Reportagens

Morde e sopra

No curto prazo, madeireiros paraenses e Ibama caminham para o confronto. Mas a longo prazo, a perspectiva para os dois lados parece ser a de entendimento.

Manoel Francisco Brito ·
1 de fevereiro de 2005 · 20 anos atrás

No início da noite de terça-feira, dia 1º de fevereiro, técnicos do Ibama e do Ministério do Meio Ambiente (MMA) reunidos em Brasília davam os retoques finais numa proposta a ser feita aos madeireiros paraenses para pôr fim ao confronto entre os dois lados que, desde o início de janeiro, vem sacudindo a região Oeste do estado. Ela preservava a posição dura que o Ibama assumiu em relação à exploração de madeira em terras cujos títulos de propriedade foram considerados irregulares, mas ainda não tinha sido oficialmente aprovada pela ministra do Meio Ambiente, Marina Silva.

A crise começou em dezembro, quando o Incra publicou decreto exigindo o recadastramento de propriedades entre 100 e 400 hectares no Pará. Logo depois, a gerência executiva do Ibama em Santarém, seguindo recomendação da Diretoria de Florestas do órgão, suspendeu 39 planos de manejo em áreas suspeitas de terem sido ocupadas ilegalmente. A indústria madeireira reagiu e começou a organizar protestos por toda a região. Madeireiros fecharam estradas, entre elas a BR-163, e chegaram a ensaiar inclusive o bloqueio dos canais de navegação nos rios Amazonas e Tapajós.

Através da União das Indústrias Florestais do Estado do Pará (Uniflor), eles usaram as manifestações para pressionar o Ibama a rever não apenas as suspensões, mas a abrir 33 áreas no Oeste do estado a planos de manejo florestal, um pedido feito em agosto do ano passado. Eles alegam que sem essas áreas dificilmente teriam condições de produzir uma safra capaz de atender à demanda da indústria na região, que o Ibama estima ser de 1,5 milhão de metros cúbicos de madeira para 2005.

“As novas áreas para planos de manejo estão em terras públicas e algumas delas se sobrepõem a terras indígenas, por exemplo. Isso torna a idéia inviável juridicamente”, diz um técnico do Ibama que ajudou a desenhar a proposta que está sendo examinada pela ministra. Quanto à revogação da decisão de suspender os 39 planos de manejo tomada pela gerência de Santarém, por enquanto considera-se difícil revê-la.

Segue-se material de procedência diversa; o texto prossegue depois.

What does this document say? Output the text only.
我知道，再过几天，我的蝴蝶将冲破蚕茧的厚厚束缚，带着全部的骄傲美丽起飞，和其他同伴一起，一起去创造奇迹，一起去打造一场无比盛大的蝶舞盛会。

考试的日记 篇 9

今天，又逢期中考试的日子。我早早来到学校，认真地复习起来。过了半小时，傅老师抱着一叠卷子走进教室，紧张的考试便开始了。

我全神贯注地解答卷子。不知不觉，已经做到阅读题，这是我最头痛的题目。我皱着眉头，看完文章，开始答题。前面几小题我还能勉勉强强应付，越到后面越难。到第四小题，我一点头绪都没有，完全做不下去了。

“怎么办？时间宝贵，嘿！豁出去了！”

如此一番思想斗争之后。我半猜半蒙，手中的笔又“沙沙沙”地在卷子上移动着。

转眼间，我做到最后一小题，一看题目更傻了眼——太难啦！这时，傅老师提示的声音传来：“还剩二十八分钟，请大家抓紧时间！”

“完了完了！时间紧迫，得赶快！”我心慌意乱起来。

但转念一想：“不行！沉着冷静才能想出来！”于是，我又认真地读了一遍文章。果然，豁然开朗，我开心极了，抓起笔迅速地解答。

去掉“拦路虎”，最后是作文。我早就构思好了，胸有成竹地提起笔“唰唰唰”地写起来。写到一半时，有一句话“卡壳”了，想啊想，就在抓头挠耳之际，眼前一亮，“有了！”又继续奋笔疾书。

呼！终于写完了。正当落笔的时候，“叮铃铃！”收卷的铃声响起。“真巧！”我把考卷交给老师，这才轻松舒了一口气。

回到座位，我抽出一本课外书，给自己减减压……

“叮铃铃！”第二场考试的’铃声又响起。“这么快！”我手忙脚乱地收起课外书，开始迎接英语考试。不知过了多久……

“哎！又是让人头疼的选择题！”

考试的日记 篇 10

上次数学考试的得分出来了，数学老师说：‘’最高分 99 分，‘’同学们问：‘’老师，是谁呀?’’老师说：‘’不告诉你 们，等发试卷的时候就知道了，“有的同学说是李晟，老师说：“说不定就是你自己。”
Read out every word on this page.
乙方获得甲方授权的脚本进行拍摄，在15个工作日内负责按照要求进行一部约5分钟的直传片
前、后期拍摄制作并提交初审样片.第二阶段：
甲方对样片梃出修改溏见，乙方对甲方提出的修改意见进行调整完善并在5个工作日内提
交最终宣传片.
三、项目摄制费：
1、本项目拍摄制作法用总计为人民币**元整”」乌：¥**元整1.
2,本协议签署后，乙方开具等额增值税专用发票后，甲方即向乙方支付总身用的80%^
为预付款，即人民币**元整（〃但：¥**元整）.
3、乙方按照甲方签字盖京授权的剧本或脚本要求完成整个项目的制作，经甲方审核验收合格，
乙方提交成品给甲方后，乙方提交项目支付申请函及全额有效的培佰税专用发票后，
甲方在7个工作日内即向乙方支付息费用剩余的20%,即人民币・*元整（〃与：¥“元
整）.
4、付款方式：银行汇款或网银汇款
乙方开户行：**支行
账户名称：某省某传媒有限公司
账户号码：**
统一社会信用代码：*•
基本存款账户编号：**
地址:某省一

Para solucionar a questão da safra de madeira para atender à demanda da indústria no oeste do Pará em 2005, pensa-se num outro caminho. “Vamos focar na exploração da madeira em regime de manejo nos assentamentos do Incra na região”, diz o mesmo técnico. Segundo ele, além de beneficiar essas comunidades, a proposta desvincula a questão de manutenção da operação da indústria da apropriação do solo. “Esse pessoal precisa decidir se quer madeira ou se quer terra”, afirma.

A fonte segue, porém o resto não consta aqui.